Tulare Lake Basin
Until the early 1900s, central California’s Tulare Lake naturally appeared every winter as the southernmost rivers flowing out of the Sierra Nevada Mountains filled the dry lakebed with rainfall and melted snow.
In the spring, the shallow lake could be larger in area than Lake Tahoe. By the end of the hot San Joaquin Valley summer, however, it could disappear.
Farmers adjacent to the lake also used the water to irrigate their lands. But the variable shoreline made growing seasons unpredictable. In response, Pine Flat Dam was built by the U.S. Army Corps of Engineers to control flows from the Kings River and keep the lakebed dry and available for crops year round. The Kings River is still used extensively for irrigation.
This irrigation also created water disposal issues.
Tulare Lake Basin and Agricultural Drainage
Because the Tulare Lake Basin’s irrigation water does not have an outlet, agricultural drainage is stored in a series of evaporation ponds in and near the lakebed, which has been converted to farm fields. By the 1980s the water drained into 28 ponds totaling 7,300 acres.
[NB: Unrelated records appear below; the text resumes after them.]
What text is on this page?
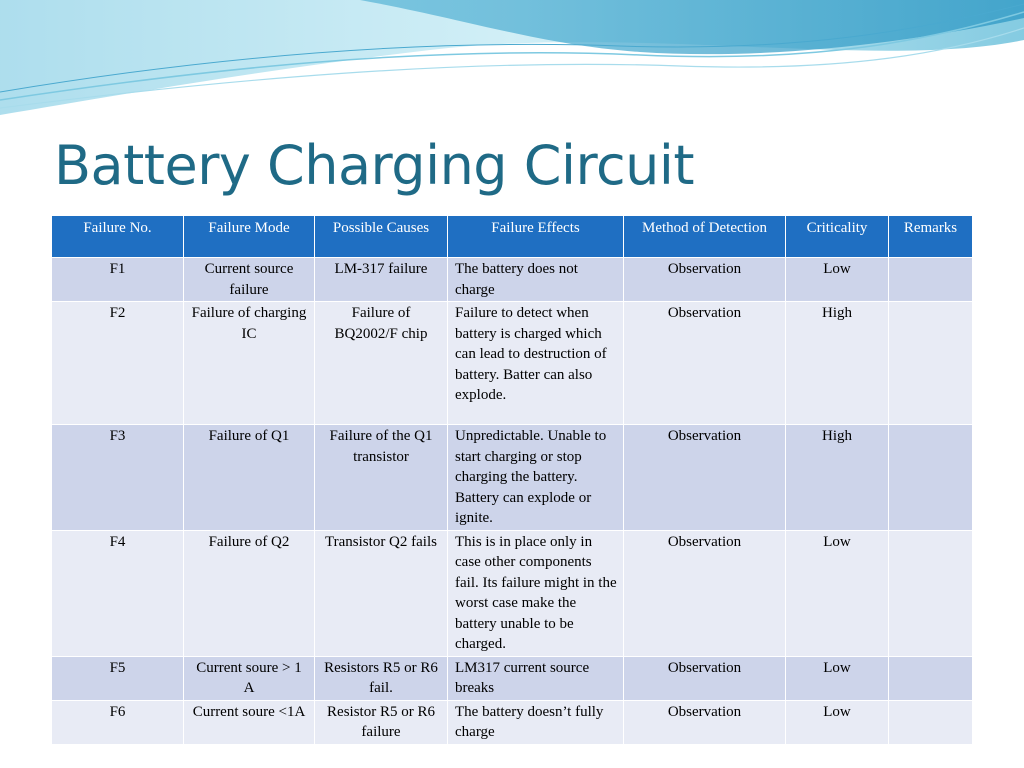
Battery Charging Circuit
Failure No.	Failure Mode	Possible Causes	Failure Effects	Method of Detection	Criticality	Remarks
F1	Current source failure	LM-317 failure	The battery does not charge	Observation	Low	
F2	Failure of charging IC	Failure of BQ2002/F chip	Failure to detect when battery is charged which can lead to destruction of battery. Batter can also explode.	Observation	High	
F3	Failure of Q1	Failure of the Q1 transistor	Unpredictable. Unable to start charging or stop charging the battery. Battery can explode or ignite.	Observation	High	
F4	Failure of Q2	Transistor Q2 fails	This is in place only in case other components fail. Its failure might in the worst case make the battery unable to be charged.	Observation	Low	
F5	Current soure > 1 A	Resistors R5 or R6 fail.	LM317 current source breaks	Observation	Low	
F6	Current soure <1A	Resistor R5 or R6 failure	The battery doesn’t fully charge	Observation	Low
Crop production improved in part due to improved drainage.
Today, drainage water from about 44,046 acres of farmland is contained and evaporated from eight basins encompassing 4,740 acres of evaporation ponds.
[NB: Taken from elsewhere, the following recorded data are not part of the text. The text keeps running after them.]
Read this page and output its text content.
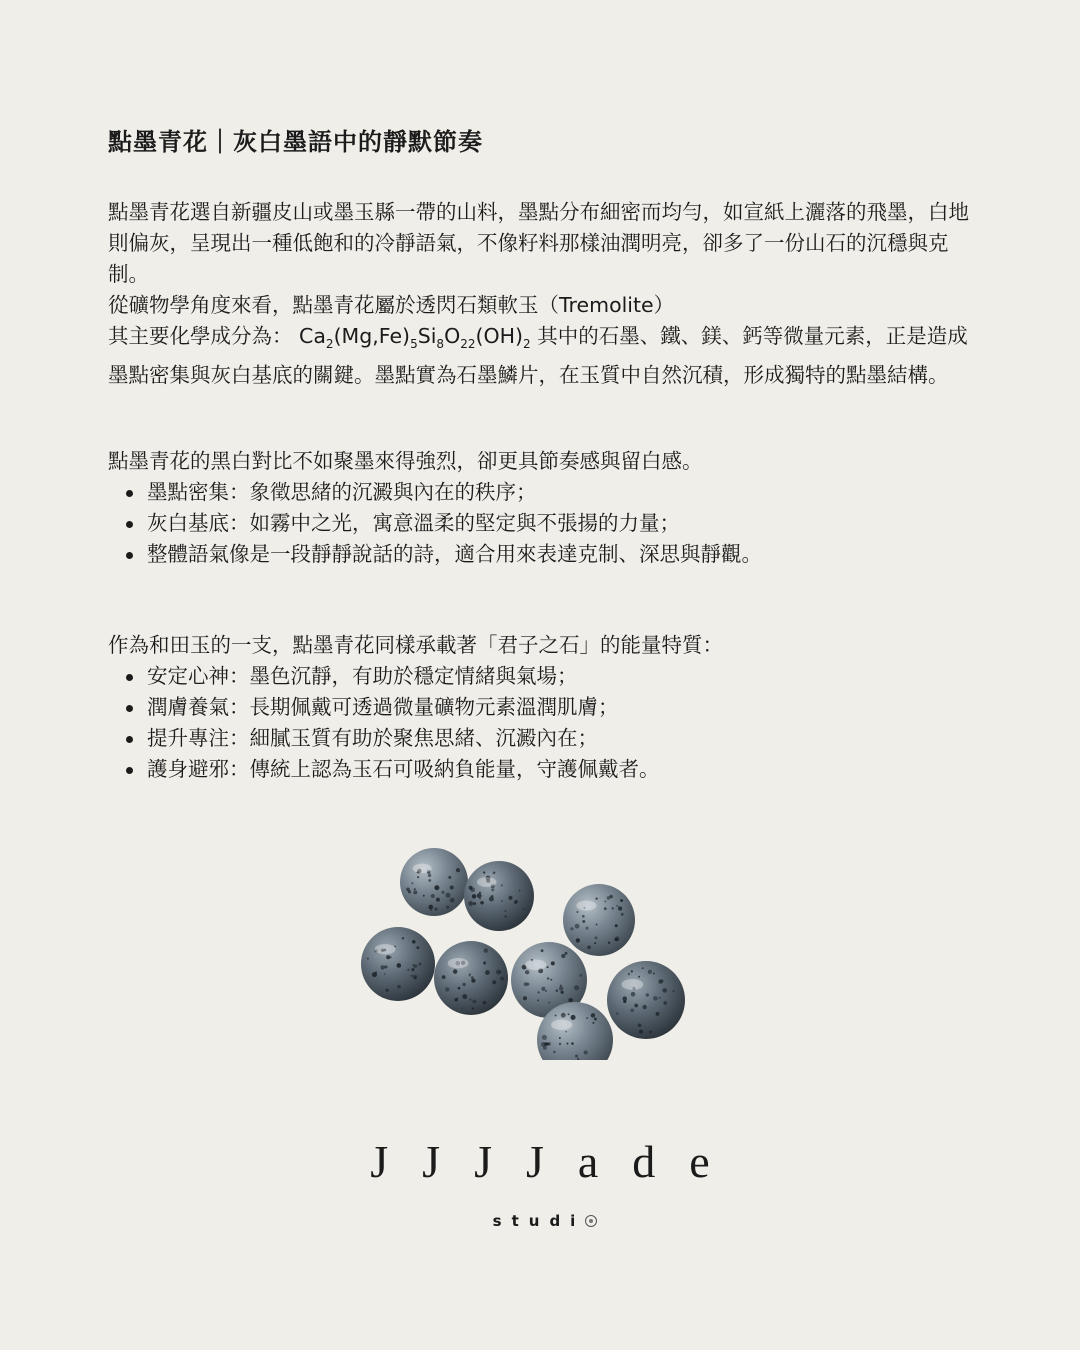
點墨青花｜灰白墨語中的靜默節奏

點墨青花選自新疆皮山或墨玉縣一帶的山料，墨點分布細密而均勻，如宣紙上灑落的飛墨，白地則偏灰，呈現出一種低飽和的冷靜語氣，不像籽料那樣油潤明亮，卻多了一份山石的沉穩與克制。

從礦物學角度來看，點墨青花屬於透閃石類軟玉（Tremolite）

其主要化學成分為： $Ca_2(Mg,Fe)_5Si_8O_{22}(OH)_2$ 其中的石墨、鐵、鎂、鈣等微量元素，正是造成墨點密集與灰白基底的關鍵。墨點實為石墨鱗片，在玉質中自然沉積，形成獨特的點墨結構。

點墨青花的黑白對比不如聚墨來得強烈，卻更具節奏感與留白感。

墨點密集：象徵思緒的沉澱與內在的秩序；
灰白基底：如霧中之光，寓意溫柔的堅定與不張揚的力量；
整體語氣像是一段靜靜說話的詩，適合用來表達克制、深思與靜觀。

作為和田玉的一支，點墨青花同樣承載著「君子之石」的能量特質：

安定心神：墨色沉靜，有助於穩定情緒與氣場；
潤膚養氣：長期佩戴可透過微量礦物元素溫潤肌膚；
提升專注：細膩玉質有助於聚焦思緒、沉澱內在；
護身避邪：傳統上認為玉石可吸納負能量，守護佩戴者。
JJJJade
studi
Some migratory birds that historically wintered at Tulare Lake now use the evaporation ponds as feeding, nesting and breeding grounds. However, studies show the selenium content in the ponds is elevated to levels that may impact birds and the environment [see also Kesterson Reservoir]. Of the eight existing drainage ponds, embryo deformities have been confirmed at four of them, according to the U.S. Fish and Wildlife Service. (There are also programs to deter birds from the reservoir.)
Meanwhile, the California Department of Fish and Wildlife, USFWS and evaporation pond operators have used the Tulare Lake Basin as a testing ground for new methods to avoid and mitigate the impacts of agricultural drainage.
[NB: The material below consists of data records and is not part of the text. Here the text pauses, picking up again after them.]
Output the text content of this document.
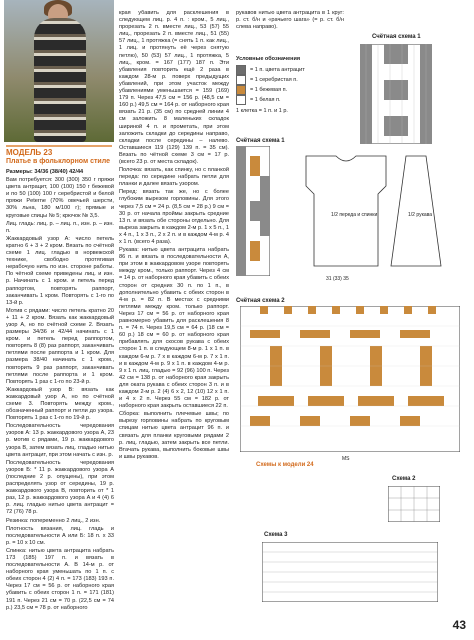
МОДЕЛЬ 23
Платье в фольклорном стиле

Размеры: 34/36 (38/40) 42/44

Вам потребуется: 300 (300) 350 г пряжи цвета антрацит, 100 (100) 150 г бежевой и по 50 (100) 100 г серебристой и белой пряжи Peterne (70% овечьей шерсти, 30% льна, 180 м/100 г); прямые и круговые спицы № 5; крючок № 3,5.

Лиц. гладь: лиц. р. – лиц. п., изн. р. – изн. п.

Жаккардовый узор А: число петель кратно 6 + 3 + 2 кром. Вязать по счётной схеме 1 лиц. гладью в норвежской технике, свободно протягивая нерабочую нить по изн. стороне работы. По чётной схеме приведены лиц. и изн. р. Начинать с 1 кром. и петель перед раппортом, повторять раппорт, заканчивать 1 кром. Повторять с 1-го по 13-й р.

Мотив с рядами: число петель кратно 20 + 11 + 2 кром. Вязать как жаккардовый узор А, но по счётной схеме 2. Вязать размеры 34/36 и 42/44 начинать с 1 кром. и петель перед раппортом, повторять 8 (8) раз раппорт, заканчивать петлями после раппорта и 1 кром. Для размера 38/40 начинать с 1 кром., повторить 9 раз раппорт, заканчивать петлями после раппорта и 1 кром. Повторять 1 раз с 1-го по 23-й р.

Жаккардовый узор В: вязать как жаккардовый узор А, но по счётной схеме 3. Повторять между кром., обозначенный раппорт и петли до узора. Повторять 1 раз с 1-го по 19-й р.

Последовательность чередования узоров А: 13 р. жаккардового узора А, 23 р. мотив с рядами, 19 р. жаккардового узора В, затем вязать лиц. гладью нитью цвета антрацит, при этом начать с изн. р.

Последовательность чередования узоров Б: * 11 р. жаккардового узора А (последние 2 р. опущены), при этом распределять узор от середины, 19 р. жаккардового узора В, повторить от * 1 раз, 12 р. жаккардового узора А и 4 (4) 6 р. лиц. гладью нитью цвета антрацит = 72 (76) 78 р.

Резинка: попеременно 2 лиц., 2 изн.

Плотность вязания, лиц. гладь и последовательности А или Б: 18 п. х 33 р. = 10 х 10 см.

Спинка: нитью цвета антрацита набрать 173 (185) 197 п. и вязать в последовательности А. В 14-м р. от наборного края уменьшать по 1 п. с обеих сторон 4 (2) 4 п. = 173 (183) 193 п. Через 17 см = 56 р. от наборного края убавить с обеих сторон 1 п. = 171 (181) 191 п. Через 21 см = 70 р. (22,5 см = 74 р.) 23,5 см = 78 р. от наборного

края убавить для расклешения в следующем лиц. р. 4 п. : кром., 5 лиц., прорезать 2 п. вместе лиц., 53 (57) 55 лиц., прорезать 2 п. вместе лиц., 51 (55) 57 лиц., 1 протяжка (= снять 1 п. как лиц., 1 лиц. и протянуть её через снятую петлю), 50 (53) 57 лиц., 1 протяжка, 5 лиц., кром. = 167 (177) 187 п. Эти убавления повторить ещё 2 раза в каждом 28-м р. поверх предыдущих убавлений, при этом участок между убавлениями уменьшается = 159 (169) 179 п. Через 47,5 см = 156 р. (48,5 см = 160 р.) 49,5 см = 164 р. от наборного края вязать 21 р. (35 см) по средней линии 4 см заложить 8 маленьких складок шириной 4 п. и прометать, при этом заложить складки до середины направо, складки после середины – налево. Оставшиеся 119 (129) 139 п. = 35 см). Вязать по чётной схеме 3 см = 17 р. (всего 23 р. от места складок).

Полочка: вязать, как спинку, но с планкой переда: по середине набрать петли для планки и далее вязать узором.

Перед: вязать так же, но с более глубоким вырезом горловины. Для этого через 7,5 см = 24 р. (8,5 см = 28 р.) 9 см = 30 р. от начала проймы закрыть средние 13 п. и вязать обе стороны отдельно. Для выреза закрыть в каждом 2-м р. 1 х 5 п., 1 х 4 п., 1 х 3 п., 2 х 2 п. и в каждом 4-м р. 4 х 1 п. (всего 4 раза).

Рукава: нитью цвета антрацита набрать 86 п. и вязать в последовательности А, при этом в жаккардовом узоре повторять между кром., только раппорт. Через 4 см = 14 р. от наборного края убавить с обеих сторон от средних 30 п. по 1 п., в дополнительно убавить с обеих сторон в 4-м р. = 82 п. В местах с средними петлями между кром. только раппорт. Через 17 см = 56 р. от наборного края равномерно убавить для расклешения 8 п. = 74 п. Через 19,5 см = 64 р. (18 см = 60 р.) 18 см = 60 р. от наборного края прибавлять для скосов рукава с обеих сторон 1 п. в следующем 8-м р. 1 х 1 п. в каждом 6-м р. 7 х в каждом 6-м р. 7 х 1 п. и в каждом 4-м р. 9 х 1 п. в каждом 4-м р. 9 х 1 п. лиц. гладью = 92 (96) 100 п. Через 42 см = 138 р. от наборного края закрыть для оката рукава с обеих сторон 3 п. и в каждом 2-м р. 2 (4) 6 х 2, 12 (10) 12 х 1 п. и 4 х 2 п. Через 55 см = 182 р. от наборного края закрыть оставшиеся 22 п.

Сборка: выполнить плечевые швы; по вырезу горловины набрать по круговым спицам нитью цвета антрацит 96 п. и связать для планки круговыми рядами 2 р. лиц. гладью, затем закрыть все петли. Втачать рукава, выполнить боковые швы и швы рукавов.

рукавов нитью цвета антрацита в 1 круг: р. ст. б/н и «рачьего шага» (= р. ст. б/н слева направо).

Условные обозначения
= 1 п. цвета антрацит
= 1 серебристая п.
= 1 бежевая п.
= 1 белая п.
1 клетка = 1 п. и 1 р.
Счётная схема 1
Счётная схема 1
1/2 переда и спинки	1/2 рукава
31 (33) 35
Счётная схема 2
MS
Схемы к модели 24
Схема 2
Схема 3
43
Tulare Lake Basin Next Steps
Long-term solutions for the Tulare area don’t come easily. Some operators believe the best solution is to build a drain to the Pacific Ocean. But state regulators say they are not seriously considering an ocean drain as a potential solution because the economic and environmental costs would be too high.
In the meantime, the Tulare Lake Drainage District, which represents more than 60 percent of drained lands in the area, is the subject of an ongoing environmental review by the Central Valley Regional Board. The Lost Hills Water District and Rainbow Ranch, which has some of the most contaminated pond waters, is also reviewed by the CVRB.
To help mitigate the effects of agricultural drainage, both the TLDD and Lost Hills operate evaporation basins and maintain alternative wetland habitat. So far, reports by the San Joaquin Valley Drainage Implementation Program and the University of California Salinity Drainage Program have concluded that more quantitative data is needed on the effectiveness of mitigation measures and the management and use of deposited salts in evaporation ponds.
Tulare Lake Basin and Land Subsidence
Recent reports by UC Irvine and the U.S. Geological Survey found that about 60 million acre-feet of groundwater has been lost in the San Joaquin Valley since 1961. According to USGS, while the northern and western parts of the valley have seen water level recovery, “overall, the Tulare Basin part of the valley still is showing dramatic declines in groundwater levels and accompanying increased depletion of groundwater storage.”